אליגוריות החוקים, ספר ג י׳Allegorical Interpretation of Genesis, Book III 10

א׳
1[32] This is the ground for Moses’ words, “If the thief be found where he has just broken through and be smitten and die, there is no blood-guiltiness for him: but if the sun have risen upon him,(then he) is liable, he shall die in requital” (Exod. 22:1 f.). For if a man cleave and break through the tenet that stands firm in its soundness and uprightness, testifying of unlimited power as belonging to God alone, and he be found where he has broken through, that is, in the pierced and cloven doctrine that is conscious of a man’s own mind at work but not of God, he is a thief abstracting what belongs to another;
ב׳
2[33] for all things are God’s possessions, so that he who assigns anything to himself is appropriating what is another’s, and he receives a blow grievous and hard to be healed, even self-conceit, a thing akin to boorish ignorance. Moses does not make distinct mention of the man who strikes, for he is no other than the man who is struck; just as the man who rubs himself is also rubbed, and the man who stretches himself is also stretched; for in his own person he is at the same time active and passive, employs the force and submits to its effect.
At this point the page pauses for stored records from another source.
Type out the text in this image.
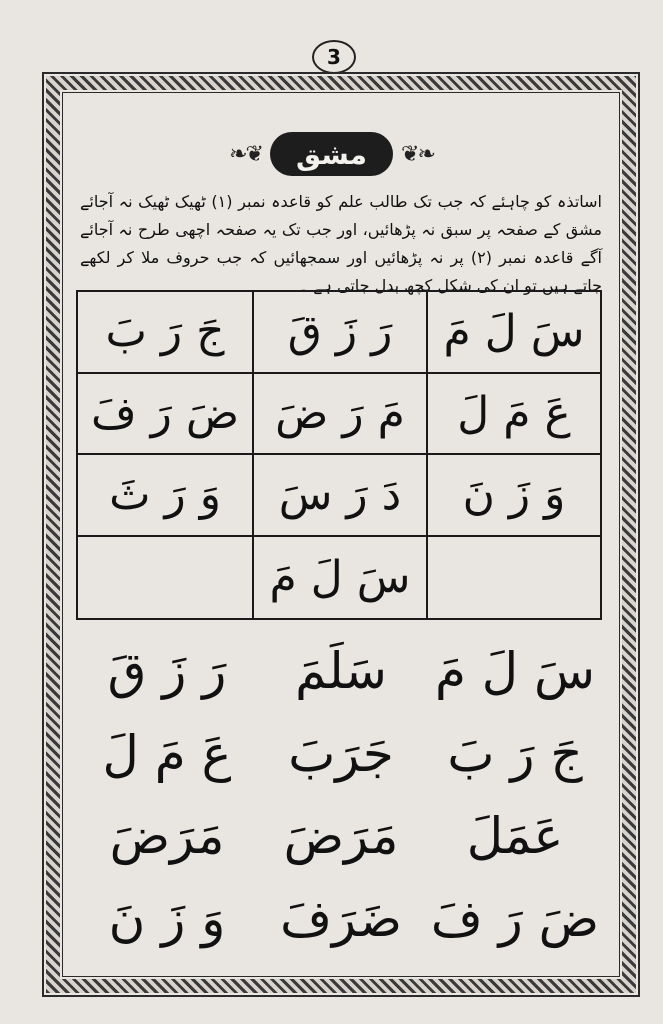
3
❧❦	مشق	❦❧
اساتذہ کو چاہئے کہ جب تک طالب علم کو قاعدہ نمبر (۱) ٹھیک ٹھیک نہ آجائے مشق کے صفحہ پر سبق نہ پڑھائیں، اور جب تک یہ صفحہ اچھی طرح نہ آجائے آگے قاعدہ نمبر (۲) پر نہ پڑھائیں اور سمجھائیں کہ جب حروف ملا کر لکھے جاتے ہیں تو ان کی شکل کچھ بدل جاتی ہے ۔
سَ لَ مَ
رَ زَ قَ
جَ رَ بَ
عَ مَ لَ
مَ رَ ضَ
ضَ رَ فَ
وَ زَ نَ
دَ رَ سَ
وَ رَ ثَ
سَ لَ مَ
سَ لَ مَ
سَلَمَ
رَ زَ قَ
جَ رَ بَ
جَرَبَ
عَ مَ لَ
عَمَلَ
مَرَضَ
مَرَضَ
ضَ رَ فَ
ضَرَفَ
وَ زَ نَ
Even so he that steals what is God’s and assigns it to himself, is the victim of the outrage inflicted by his own impiety and self-conceit. A good thing it would be should he die when struck, that is to say permanently fail of the accomplishment of his purpose; for he must then be held to be less a sinner.
ג׳
3[34] For wickedness presents itself now as stationary, now as moving. It is wickedness in motion that is ripe for filling up its full measure by carrying its designs to completion, and so it is worse than stationary wickedness.
ד׳
4[35] If, therefore, the understanding which fancies itself and not God to be the cause of all that comes into existence die, that is, shrink into inactivity, blood-guiltiness does not pertain to it; it has not gone the full length of abolishing the living doctrine which ascribes to God the totality of powers. But if the sun shall have risen, that is the mind that shines so brilliantly in us, and shall have conceived the notion that it discerns all things, and decides all things, and that nothing ever escapes it, he is guilty, he shall die in requital for the living doctrine which he destroyed, which acknowledges God as the sole Cause. For he is found futile and dead indeed in himself; he has come forward as the author of a lifeless, mortal, and erroneous doctrine.